We're on the edge of the world!  (Hey, where's the rest of the safety railing?)

It is very peaceful and beautiful up here.
Going down was a little bit easier than climbing up.
Later that night, we enjoyed an authentic Sri Lankan meal at our hotel.
We had to make reservations early so that they could prepare all of the necessary ingredients.
This was our skilled chef in her traditional Sri Lankan kitchen.
April 14 was New Year in Sri Lanka.  Our hotel had a big celebration with lots of games, food, and traditions for the guests and staff members.
There is coconut milk in this clay pot.  The wood is set on fire and then you wait for it to boil.  If the milk boils over, then that means there will be good luck in the new year.



The Sri Lankans (kids and adults) LOVE to play games.  This one was Draw-the-Eye-on-the-Elephant, similar to Pin-the-Tail-on-the-Donkey.
I gave it a try!
Mine is the blue mark.
I also tried the Lime-and-Spoon-Race, which is exactly the same as the Egg-and-Spoon-Race.
After they shook hands, these two men proceeded to smack each other with large pillows to see who would be the first to fall over.  (No, I did not try this game.)
I got a chance to try my hand at frying some crispy snacks.
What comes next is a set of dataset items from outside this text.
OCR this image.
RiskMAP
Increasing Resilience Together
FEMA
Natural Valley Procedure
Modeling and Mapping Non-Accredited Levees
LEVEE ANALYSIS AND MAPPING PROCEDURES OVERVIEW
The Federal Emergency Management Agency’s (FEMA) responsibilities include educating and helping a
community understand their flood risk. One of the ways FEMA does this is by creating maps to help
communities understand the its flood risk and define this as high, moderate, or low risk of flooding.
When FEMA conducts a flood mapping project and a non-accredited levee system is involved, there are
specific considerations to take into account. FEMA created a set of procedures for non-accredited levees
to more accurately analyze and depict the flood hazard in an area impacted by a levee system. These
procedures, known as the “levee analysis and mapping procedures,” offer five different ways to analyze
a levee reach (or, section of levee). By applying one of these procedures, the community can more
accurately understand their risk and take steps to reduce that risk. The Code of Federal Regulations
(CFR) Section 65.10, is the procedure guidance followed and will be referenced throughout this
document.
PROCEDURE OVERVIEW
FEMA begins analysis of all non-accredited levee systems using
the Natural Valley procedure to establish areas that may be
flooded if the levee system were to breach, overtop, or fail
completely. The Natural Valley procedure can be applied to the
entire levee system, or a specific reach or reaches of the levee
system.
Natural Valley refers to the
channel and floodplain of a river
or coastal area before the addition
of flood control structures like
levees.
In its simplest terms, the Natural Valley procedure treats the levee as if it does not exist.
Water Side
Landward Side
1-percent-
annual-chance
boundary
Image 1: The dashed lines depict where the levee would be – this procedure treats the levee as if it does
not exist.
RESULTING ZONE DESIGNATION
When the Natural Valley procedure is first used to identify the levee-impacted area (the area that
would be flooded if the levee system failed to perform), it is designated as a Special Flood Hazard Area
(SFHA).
Yummy treats, made fresh.  (I know because I helped make them!)
Who will be the first to eat the bread off the string?
As you can see by the amount of leftover bread, it's a pretty difficult game.
Not much progress made on this one.
Anyone want to try to feed someone yogurt while blindfolded?  The winning team had a pretty good technique of putting the yogurt cup right up to his partner's mouth and scooping it in.
Later that day, we went to Polonnaruva to see more ancient ruins, temples, and Buddha statues.








You are allowed to take pictures but not posing with your back to the statues of Buddha because it is disrespectful.
This was one of the biggest stupas that we had ever seen, but our tour guide said that there are bigger ones in Sri Lanka.
Just strolling through the ruins...

Every dog has his day (to take a nap).
Our last stop was to the three rock-carved Buddhas.


It was the perfect place to do some sketching.

After five nights in Sigirya, we headed towards Negombo to catch our flight back to Thailand.  Along the way we saw some fishing boats with hand-sewn sails.
We had a nice dinner with an ocean view and saw the golden sun set on the horizon.
We even dipped our toes in the Indian Ocean, which was our first time in that body of water.
Luckily, I was able to squeeze in a much-needed haircut before we left Sri Lanka.
The barber had an old-school tool belt that looked like it had been used for generations.  As soon as I saw it, I knew I was in good hands.
We enjoyed our stay in Sri Lanka and look forward to coming back again one day.